USA boją się eksportu radarów "Viera" do Chin
Pod naciskiem USA Czesi najprawdopodobniej zrezygnują z dostarczenia Chinom radarów "Viera", zdolnych wykrywać samoloty typu "stealth" - potwierdziło kilka źródeł pragnących zachować anonimowość.
"Dla nas eksport 'Vier' byłby bardziej niż niepokojący" - zacytował we wtorek czeski dziennik "Mlada Fronta Dnes" wpływowego amerykańskiego dyplomatę, który nie życzył sobie ujawnienia nazwiska. Według niego, "Viera" stanowi uzbrojenie strategiczne, które nie powinno opuszczać obszaru NATO.

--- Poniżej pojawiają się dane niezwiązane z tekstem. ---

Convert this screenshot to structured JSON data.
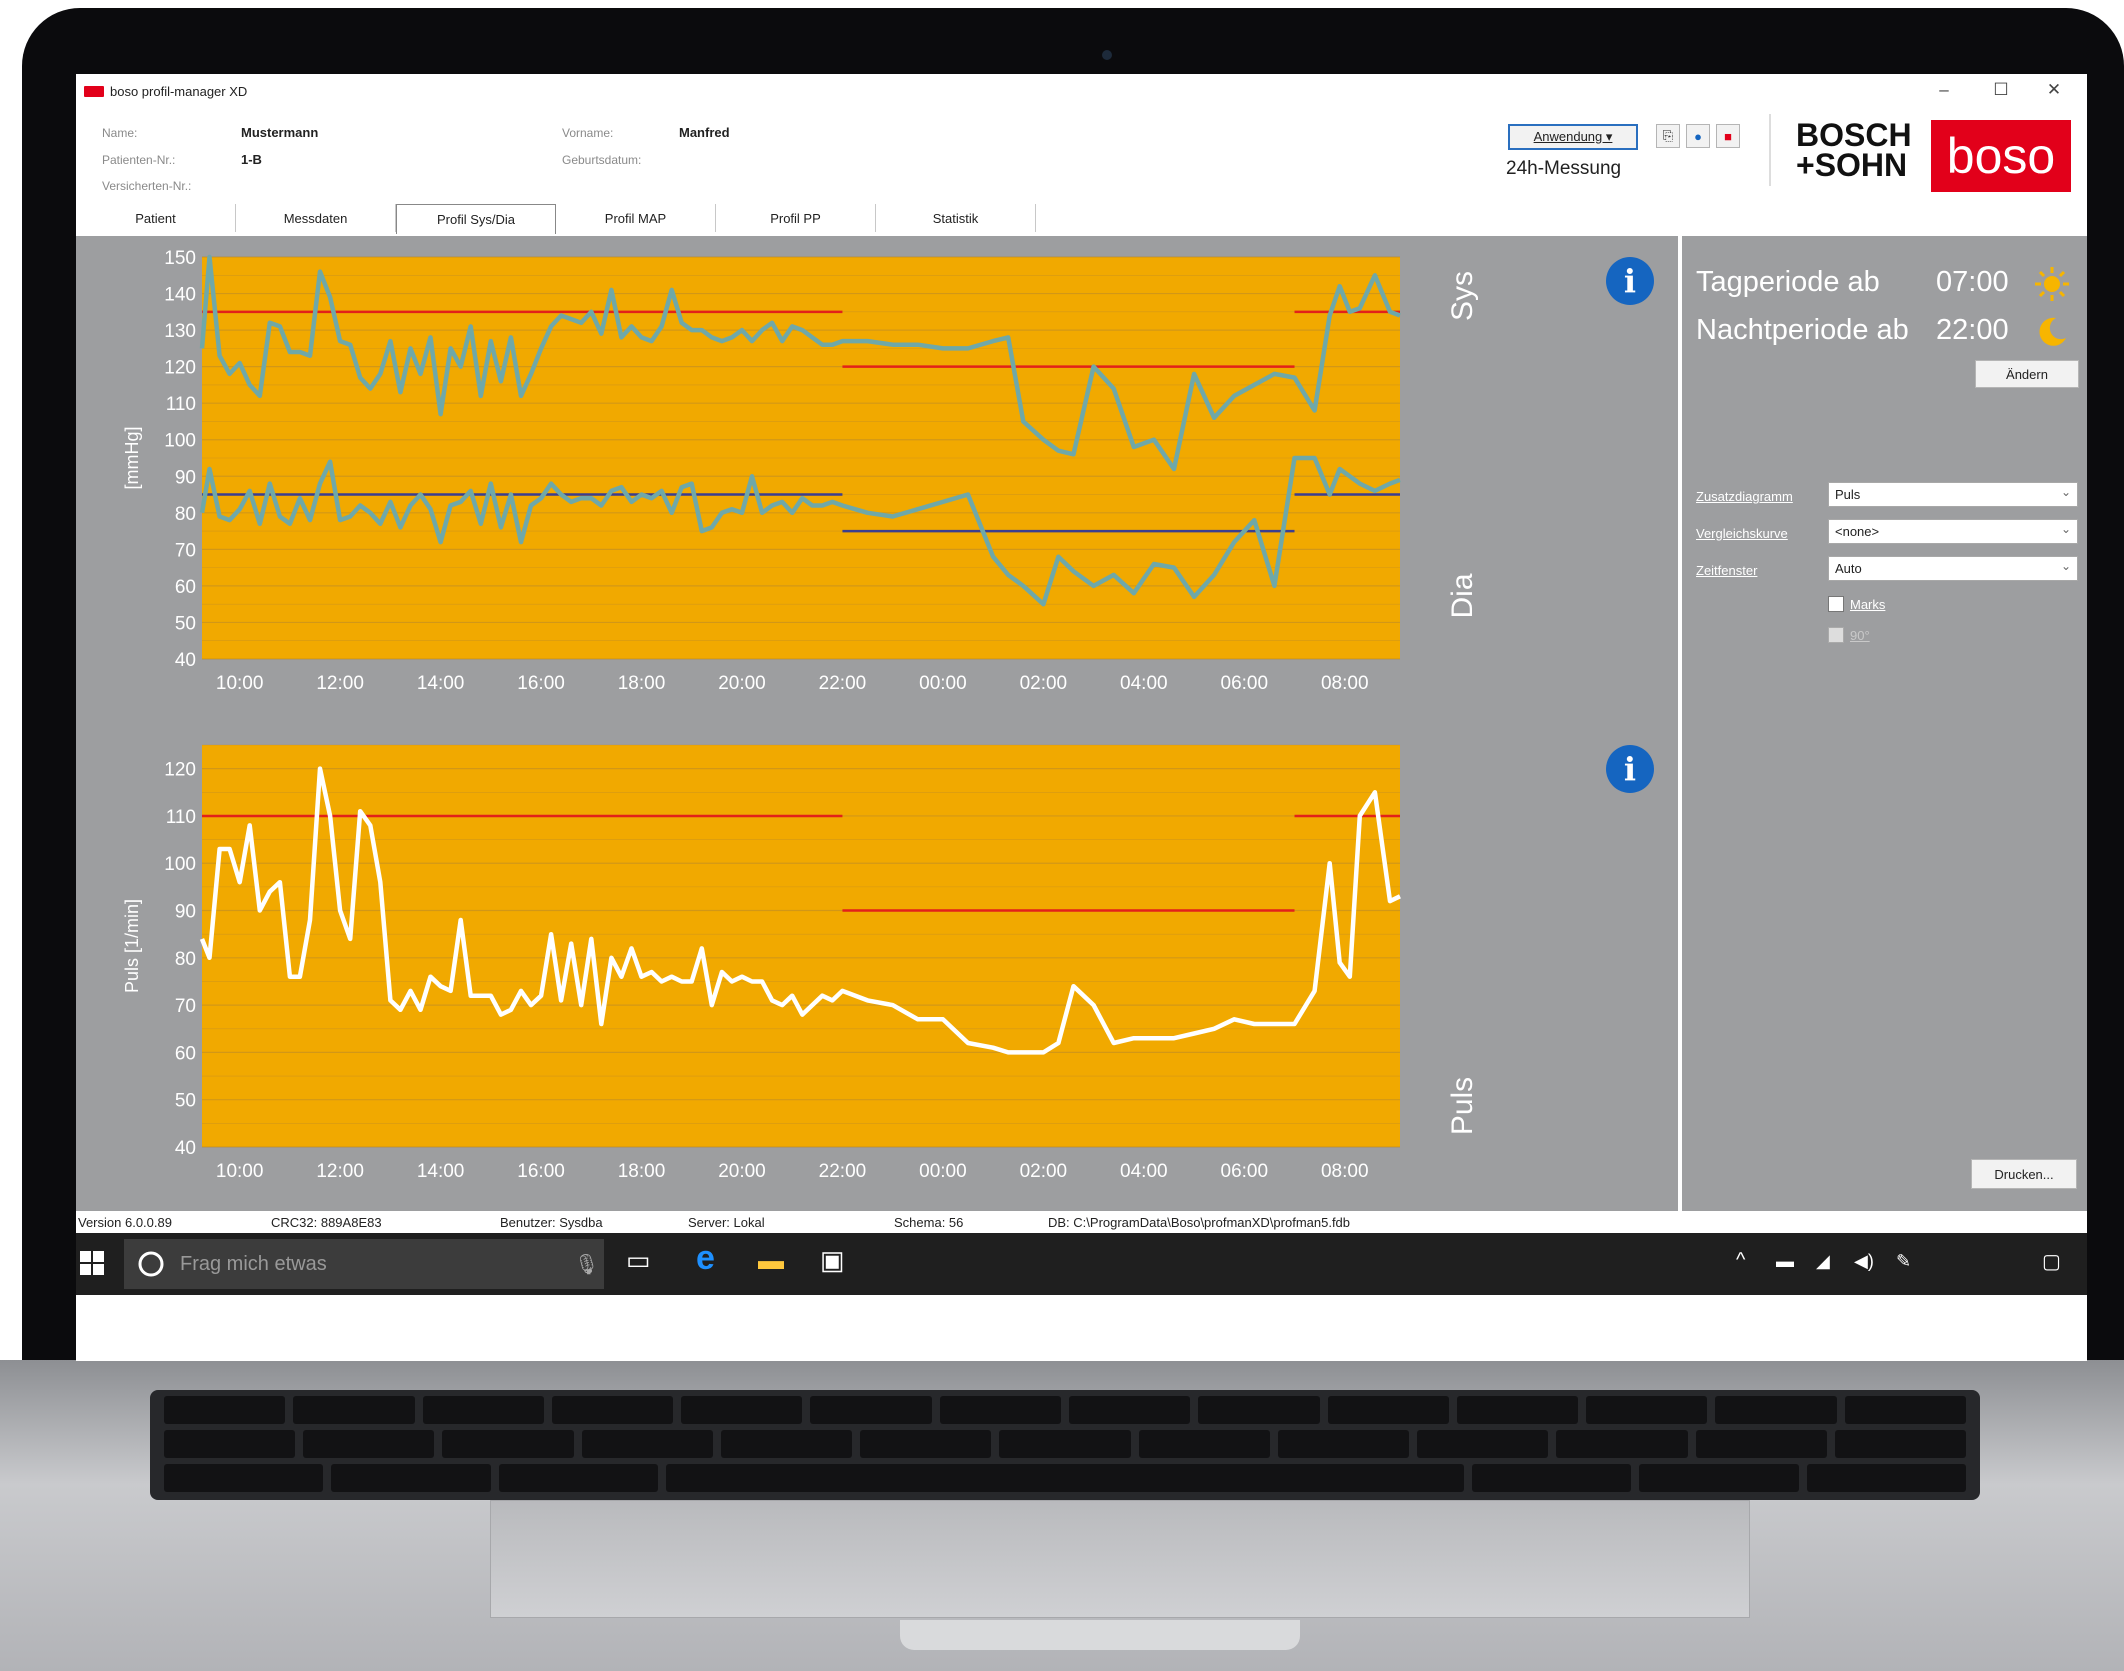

Obawy Amerykanów są na tyle silne, że miliardowa transakcja może nie dojść do skutku, choć czeski rząd wyraził już na nią zgodę.
Wiceminister spraw zagranicznych Jan Winkler przyznał w poniedziałek, że jego resort był od początku przeciwny dostarczeniu "Vier" armii chińskiej. "Dyskusja trwa, dlatego też licencja eksportowa dla radiolokatorów może być w każdej chwili wycofana. Nadal mamy w tej sprawie duże zastrzeżenia" - powiedział Winkler "MFDnes".
Czeski tygodnik "Euro" napisał, że po powrocie prezydenta Vaclava Klausa z Chin za odwołaniem sprzedaży opowiedział się także premier Vladimir Szpidla, który wystąpił z wnioskiem o unieważnienie licencji.
Jak poinformował "Euro", specjalny list z prośbą o wstrzymanie sprzedaży radiolokatorów Chinom (z odwołaniem się na tradycyjnie dobre stosunki czesko-amerykańskie) wystosowali prezydent George W. Bush i sekretarz stanu Colin Powell. Amerykanie, jak twierdzą czescy eksperci, obawiają się, że "Viery" pomagałaby Chińczykom wykrywać ich okręty i samoloty w rejonie Tajwanu.
Według tygodnika, Czesi odwołają transakcje z Chinami, ale w zamian będą się domagać, by "Viery" kupili sojusznicy z NATO.